3. Target Stocks and Strategic Rationale
The author categorizes target stocks into two groups: those with extreme pricing power and those with massive cash reserves.
- Micron (MU): The only U.S. memory manufacturer. If Korean competitors (Samsung/SK Hynix) are squeezed by energy shortages in the Strait of Hormuz, Micron gains significant pricing power. Forward P/E is under 8.
- ASML: A monopoly provider of EUV lithography machines. Because chipmakers cannot produce advanced chips without these machines, ASML maintains pricing power regardless of supply chain shocks.

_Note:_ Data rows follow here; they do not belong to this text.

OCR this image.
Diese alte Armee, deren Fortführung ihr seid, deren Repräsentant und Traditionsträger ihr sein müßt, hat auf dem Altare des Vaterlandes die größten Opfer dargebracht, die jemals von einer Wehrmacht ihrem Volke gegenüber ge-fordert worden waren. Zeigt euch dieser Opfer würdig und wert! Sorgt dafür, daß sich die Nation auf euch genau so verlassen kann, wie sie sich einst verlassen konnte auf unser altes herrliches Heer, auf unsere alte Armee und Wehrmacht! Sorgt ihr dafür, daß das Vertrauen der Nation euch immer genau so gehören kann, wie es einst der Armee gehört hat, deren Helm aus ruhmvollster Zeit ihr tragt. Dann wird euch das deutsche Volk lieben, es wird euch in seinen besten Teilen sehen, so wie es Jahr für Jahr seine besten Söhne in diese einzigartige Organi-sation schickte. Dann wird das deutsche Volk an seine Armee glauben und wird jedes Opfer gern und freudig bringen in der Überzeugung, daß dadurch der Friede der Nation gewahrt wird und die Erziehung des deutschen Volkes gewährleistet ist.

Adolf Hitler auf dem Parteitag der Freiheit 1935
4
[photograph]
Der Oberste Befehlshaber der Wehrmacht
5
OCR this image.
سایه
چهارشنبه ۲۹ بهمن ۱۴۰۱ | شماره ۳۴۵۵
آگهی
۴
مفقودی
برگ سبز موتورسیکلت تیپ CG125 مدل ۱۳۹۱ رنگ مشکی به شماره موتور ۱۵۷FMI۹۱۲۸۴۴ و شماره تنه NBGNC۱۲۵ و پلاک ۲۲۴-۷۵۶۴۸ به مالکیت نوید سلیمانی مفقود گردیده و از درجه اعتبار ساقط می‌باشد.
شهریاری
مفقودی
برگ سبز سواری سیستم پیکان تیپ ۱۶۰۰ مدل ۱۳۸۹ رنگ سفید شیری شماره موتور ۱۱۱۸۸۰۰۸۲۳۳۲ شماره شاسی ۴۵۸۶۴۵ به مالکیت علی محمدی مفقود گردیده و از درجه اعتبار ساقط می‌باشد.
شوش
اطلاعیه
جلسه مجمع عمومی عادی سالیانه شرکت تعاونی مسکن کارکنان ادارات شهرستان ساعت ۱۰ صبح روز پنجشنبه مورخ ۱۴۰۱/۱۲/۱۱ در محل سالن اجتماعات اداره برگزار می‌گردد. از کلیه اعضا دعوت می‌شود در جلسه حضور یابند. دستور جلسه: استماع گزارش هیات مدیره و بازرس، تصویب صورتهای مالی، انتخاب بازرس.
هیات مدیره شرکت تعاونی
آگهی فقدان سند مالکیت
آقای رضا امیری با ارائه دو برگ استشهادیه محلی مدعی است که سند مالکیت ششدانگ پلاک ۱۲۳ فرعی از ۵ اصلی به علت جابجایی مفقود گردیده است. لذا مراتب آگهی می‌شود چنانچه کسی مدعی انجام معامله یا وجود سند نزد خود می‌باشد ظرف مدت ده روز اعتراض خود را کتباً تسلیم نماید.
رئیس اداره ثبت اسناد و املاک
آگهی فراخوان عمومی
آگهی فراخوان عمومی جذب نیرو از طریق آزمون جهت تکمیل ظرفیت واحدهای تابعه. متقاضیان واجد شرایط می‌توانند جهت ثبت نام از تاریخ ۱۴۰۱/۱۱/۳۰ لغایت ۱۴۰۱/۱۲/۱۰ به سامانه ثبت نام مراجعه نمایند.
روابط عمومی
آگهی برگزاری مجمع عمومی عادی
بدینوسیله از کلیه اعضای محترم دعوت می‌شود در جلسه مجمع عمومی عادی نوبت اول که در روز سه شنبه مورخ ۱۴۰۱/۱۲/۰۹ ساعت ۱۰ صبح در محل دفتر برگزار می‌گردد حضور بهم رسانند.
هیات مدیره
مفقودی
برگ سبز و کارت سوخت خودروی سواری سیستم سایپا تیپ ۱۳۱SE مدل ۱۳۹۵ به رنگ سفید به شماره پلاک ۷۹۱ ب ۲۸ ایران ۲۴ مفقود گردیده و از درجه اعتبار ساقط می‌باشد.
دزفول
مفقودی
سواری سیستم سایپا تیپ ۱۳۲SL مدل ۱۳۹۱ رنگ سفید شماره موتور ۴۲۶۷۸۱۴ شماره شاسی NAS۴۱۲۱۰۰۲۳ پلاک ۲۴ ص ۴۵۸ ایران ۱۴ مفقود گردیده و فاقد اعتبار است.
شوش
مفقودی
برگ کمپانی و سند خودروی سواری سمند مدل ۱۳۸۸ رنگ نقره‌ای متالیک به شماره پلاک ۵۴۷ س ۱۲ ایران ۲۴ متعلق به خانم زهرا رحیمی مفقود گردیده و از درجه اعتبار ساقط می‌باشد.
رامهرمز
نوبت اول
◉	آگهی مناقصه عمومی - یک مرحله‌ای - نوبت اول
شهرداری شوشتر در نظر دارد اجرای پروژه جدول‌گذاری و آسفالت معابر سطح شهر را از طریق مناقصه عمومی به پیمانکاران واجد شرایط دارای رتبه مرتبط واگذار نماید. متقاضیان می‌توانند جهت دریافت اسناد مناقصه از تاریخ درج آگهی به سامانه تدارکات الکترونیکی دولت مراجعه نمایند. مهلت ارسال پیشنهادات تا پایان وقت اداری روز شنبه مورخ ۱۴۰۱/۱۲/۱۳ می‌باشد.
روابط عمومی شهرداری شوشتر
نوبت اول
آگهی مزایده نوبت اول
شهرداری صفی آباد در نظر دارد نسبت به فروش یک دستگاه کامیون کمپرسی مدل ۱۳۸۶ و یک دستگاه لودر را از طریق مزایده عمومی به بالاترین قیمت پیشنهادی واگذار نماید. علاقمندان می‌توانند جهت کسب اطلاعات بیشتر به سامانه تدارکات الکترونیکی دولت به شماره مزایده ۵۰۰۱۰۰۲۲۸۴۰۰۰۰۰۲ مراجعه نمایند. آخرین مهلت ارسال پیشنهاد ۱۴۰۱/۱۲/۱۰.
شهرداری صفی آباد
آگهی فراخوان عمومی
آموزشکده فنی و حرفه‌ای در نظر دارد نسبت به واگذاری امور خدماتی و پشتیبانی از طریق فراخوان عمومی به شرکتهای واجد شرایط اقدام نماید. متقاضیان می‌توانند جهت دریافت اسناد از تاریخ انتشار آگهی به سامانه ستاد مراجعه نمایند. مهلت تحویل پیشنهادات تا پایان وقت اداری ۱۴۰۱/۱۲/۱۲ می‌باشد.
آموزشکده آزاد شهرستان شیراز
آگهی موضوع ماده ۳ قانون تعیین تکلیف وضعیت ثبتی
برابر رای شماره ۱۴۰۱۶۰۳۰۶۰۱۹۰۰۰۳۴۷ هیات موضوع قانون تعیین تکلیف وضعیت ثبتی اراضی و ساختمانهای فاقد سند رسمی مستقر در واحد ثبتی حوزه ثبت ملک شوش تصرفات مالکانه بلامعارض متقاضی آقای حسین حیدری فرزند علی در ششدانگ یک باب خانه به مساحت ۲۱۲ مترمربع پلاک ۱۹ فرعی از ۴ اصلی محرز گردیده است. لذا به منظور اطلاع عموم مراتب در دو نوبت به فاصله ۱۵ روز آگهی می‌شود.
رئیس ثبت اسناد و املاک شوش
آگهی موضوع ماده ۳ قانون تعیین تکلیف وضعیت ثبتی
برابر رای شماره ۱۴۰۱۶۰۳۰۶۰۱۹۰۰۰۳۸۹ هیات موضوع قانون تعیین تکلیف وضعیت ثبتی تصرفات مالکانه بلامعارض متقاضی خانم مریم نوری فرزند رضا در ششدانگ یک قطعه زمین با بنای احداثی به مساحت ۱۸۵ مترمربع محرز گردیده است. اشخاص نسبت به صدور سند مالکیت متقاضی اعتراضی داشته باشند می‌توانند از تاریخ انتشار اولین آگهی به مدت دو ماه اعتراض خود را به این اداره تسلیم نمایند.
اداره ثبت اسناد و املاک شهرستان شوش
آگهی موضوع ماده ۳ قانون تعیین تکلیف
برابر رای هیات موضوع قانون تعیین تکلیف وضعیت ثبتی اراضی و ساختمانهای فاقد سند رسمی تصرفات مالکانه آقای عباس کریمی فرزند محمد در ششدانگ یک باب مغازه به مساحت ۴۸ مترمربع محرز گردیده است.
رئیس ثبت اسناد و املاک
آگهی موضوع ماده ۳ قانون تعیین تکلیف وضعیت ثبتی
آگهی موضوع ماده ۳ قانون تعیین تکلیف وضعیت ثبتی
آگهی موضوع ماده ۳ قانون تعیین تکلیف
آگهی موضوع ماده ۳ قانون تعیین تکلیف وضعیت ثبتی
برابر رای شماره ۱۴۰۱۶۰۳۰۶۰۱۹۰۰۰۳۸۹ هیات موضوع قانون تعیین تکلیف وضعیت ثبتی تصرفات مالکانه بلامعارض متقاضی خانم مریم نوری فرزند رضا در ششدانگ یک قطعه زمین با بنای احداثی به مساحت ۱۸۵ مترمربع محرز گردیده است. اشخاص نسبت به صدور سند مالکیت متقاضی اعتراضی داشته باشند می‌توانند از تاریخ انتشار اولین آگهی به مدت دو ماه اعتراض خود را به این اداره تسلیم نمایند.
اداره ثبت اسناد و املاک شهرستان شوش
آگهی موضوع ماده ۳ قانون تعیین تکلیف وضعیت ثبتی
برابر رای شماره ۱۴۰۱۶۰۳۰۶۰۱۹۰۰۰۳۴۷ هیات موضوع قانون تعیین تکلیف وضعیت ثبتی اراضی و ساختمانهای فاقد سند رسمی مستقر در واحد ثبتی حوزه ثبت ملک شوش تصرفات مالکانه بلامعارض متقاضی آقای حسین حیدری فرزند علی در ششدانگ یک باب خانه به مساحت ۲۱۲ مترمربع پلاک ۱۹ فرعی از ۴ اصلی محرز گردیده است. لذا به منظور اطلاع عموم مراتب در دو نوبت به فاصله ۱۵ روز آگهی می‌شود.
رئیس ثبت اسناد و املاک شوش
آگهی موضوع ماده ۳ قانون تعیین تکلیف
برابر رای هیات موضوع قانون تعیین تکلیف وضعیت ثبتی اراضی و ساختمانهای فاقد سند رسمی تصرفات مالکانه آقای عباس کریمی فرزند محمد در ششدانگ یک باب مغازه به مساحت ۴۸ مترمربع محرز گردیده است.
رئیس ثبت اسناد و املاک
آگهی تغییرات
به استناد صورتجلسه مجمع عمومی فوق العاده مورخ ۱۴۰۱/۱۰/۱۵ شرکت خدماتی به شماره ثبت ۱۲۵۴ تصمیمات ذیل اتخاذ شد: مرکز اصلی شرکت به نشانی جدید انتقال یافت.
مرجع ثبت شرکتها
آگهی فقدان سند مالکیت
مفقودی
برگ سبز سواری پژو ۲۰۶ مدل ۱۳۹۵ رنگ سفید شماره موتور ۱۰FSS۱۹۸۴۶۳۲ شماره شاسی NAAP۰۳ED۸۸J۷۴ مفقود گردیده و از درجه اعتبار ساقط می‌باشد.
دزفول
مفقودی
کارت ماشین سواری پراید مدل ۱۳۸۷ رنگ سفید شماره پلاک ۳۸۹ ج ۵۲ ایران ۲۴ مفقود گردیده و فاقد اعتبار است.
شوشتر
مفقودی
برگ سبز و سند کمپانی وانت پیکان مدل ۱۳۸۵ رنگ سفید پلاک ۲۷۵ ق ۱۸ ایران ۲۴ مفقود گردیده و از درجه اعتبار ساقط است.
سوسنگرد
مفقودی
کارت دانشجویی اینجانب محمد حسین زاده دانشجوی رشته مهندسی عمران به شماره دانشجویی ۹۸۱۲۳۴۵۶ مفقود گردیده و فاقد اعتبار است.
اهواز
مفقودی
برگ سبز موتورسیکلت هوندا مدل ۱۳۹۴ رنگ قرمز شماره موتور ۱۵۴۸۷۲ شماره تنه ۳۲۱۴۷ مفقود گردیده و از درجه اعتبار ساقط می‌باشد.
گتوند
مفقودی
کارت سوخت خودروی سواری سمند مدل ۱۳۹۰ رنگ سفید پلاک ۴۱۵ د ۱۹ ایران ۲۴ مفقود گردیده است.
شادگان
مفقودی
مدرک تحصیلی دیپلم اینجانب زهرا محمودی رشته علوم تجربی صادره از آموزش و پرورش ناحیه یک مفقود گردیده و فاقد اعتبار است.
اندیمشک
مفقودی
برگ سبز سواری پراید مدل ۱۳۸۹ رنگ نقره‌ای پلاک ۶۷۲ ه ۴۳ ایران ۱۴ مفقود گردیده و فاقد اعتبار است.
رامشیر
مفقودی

- TSMC (TSM): Controls 90% of advanced chip manufacturing. In a supply crisis, they will prioritize high-margin customers (like Nvidia), effectively passing costs down the chain.
- Nvidia (NVDA): The "cook" of the AI revolution. While exposed to hyperscaler spending pullbacks, they hold 90% of the data center GPU market and remain the top priority for fabs during supply shortages.
- Mega-Caps (Amazon, Microsoft, Google, Meta): These companies possess the "war chests" to survive market shocks. They are the first stop for institutional capital when rotating back into the market. If OpenAI fails, these companies have internal AI strategies (Gemini, Llama, etc.) to capture the displaced demand.
4. Notable Quotes
- "The market is currently fighting a war on two fronts."
- "When your customers don't have a choice, you don't have a problem." (Regarding ASML’s monopoly position).
- "If ASML makes the ovens, then TSMC controls the kitchen."
- "You actually want to be buying when there's blood in the streets, even if some of that blood is your own."
5. Synthesis and Conclusion
The current market is characterized by record-level greed despite looming geopolitical and corporate risks. The author concludes that the "biggest buying opportunity in years" is approaching. Investors should avoid panic selling and instead prepare to deploy capital into companies with high pricing power and massive cash flows when the Fear and Greed Index signals extreme fear. The key takeaway is that market shocks are not immediate "game-overs" but rather cyclical opportunities for those who have prepared their watchlists and cash positions in advance.